Although the government has made it clear that existing child contact arrangements should continue during the pandemic, they have also encouraged parents to take sensible steps to minimise the risk of spreading infection – for example, respecting quarantines, avoiding unnecessary journeys, and minimising the use of public transport. They have also stressed that while contact can still take place, it doesn’t have to. If one parent has a legitimate concern about infection risks from ordinary contact arrangements, they can and should raise those concerns. In the extraordinary circumstances of the pandemic, sensible co-parents will keep the lines of communication open and be willing to compromise.
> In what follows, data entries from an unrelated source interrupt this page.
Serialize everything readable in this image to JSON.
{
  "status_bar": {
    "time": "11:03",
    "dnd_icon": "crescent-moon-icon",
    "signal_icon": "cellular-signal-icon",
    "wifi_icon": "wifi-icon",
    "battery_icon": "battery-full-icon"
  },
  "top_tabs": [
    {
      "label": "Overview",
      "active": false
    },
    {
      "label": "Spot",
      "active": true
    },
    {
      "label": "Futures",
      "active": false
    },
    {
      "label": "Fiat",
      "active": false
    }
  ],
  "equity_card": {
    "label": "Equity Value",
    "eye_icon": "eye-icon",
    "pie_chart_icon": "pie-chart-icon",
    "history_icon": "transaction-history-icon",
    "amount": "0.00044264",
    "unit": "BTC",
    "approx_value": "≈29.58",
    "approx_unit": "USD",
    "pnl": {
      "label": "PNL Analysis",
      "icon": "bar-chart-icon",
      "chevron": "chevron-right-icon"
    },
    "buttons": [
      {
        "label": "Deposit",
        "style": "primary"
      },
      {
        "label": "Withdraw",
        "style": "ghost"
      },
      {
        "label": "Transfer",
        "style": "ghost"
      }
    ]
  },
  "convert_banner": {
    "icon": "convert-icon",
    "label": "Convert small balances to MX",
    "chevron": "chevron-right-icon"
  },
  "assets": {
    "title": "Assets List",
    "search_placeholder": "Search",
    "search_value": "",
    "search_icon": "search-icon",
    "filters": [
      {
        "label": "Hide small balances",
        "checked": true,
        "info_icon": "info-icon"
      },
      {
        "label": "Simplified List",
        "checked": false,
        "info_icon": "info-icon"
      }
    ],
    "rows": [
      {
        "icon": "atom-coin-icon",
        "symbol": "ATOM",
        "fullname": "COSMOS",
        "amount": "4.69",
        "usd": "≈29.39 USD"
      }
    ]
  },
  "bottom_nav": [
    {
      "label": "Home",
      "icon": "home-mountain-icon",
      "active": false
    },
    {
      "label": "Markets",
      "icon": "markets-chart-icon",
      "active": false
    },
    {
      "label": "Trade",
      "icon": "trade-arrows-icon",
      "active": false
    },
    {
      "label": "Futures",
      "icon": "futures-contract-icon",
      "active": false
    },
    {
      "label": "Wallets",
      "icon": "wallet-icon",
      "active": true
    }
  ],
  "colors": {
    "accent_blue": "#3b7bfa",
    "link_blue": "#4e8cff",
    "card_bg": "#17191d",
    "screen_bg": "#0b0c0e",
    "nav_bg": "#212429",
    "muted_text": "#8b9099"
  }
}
If you are a separated parent, make sure you are clear about the Covid-19 restrictions which apply to your area, as well as well as the area in which your children live if that is different. When the second national lockdown ended, we returned to a three-tier system – ‘medium alert’, ‘high alert’, and ‘very high alert’. It is an unfortunate sign of the times that most of the country has been placed in the latter two tiers. A full list of the restrictions for each area is available here.
Note, however, that these rules will change again over Christmas itself. In its announcement, the government explained that:
“The festive period is an important time for many people of all faiths and none who come together over the holidays. The UK Government and Devolved Administrations recognise that people will want to be with their friends and family over Christmas, particularly after an incredibly difficult year.”
Between the 23rd and 27th December, people can form a so-called “Christmas bubble” with a maximum of two other households. You will be able to meet with members of your bubble in private homes, places of worship or outdoor public spaces.
This temporary relaxation should allow the children of separated parents to move back and forth between their parents’ two homes a little more easily than might otherwise have been the case – and this should certainly be factored into your discussions with the other parent.
Of course there will still be a need for sensible caution and a willingness to compromise while we open presents and cook our turkeys. To quote the government announcement:
“When following these new rules, we must each continue to take personal responsibility to limit the spread of the virus and protect our loved ones, particularly if they are vulnerable. For many, this will mean that it isn’t possible to celebrate Christmas in the way you normally would.”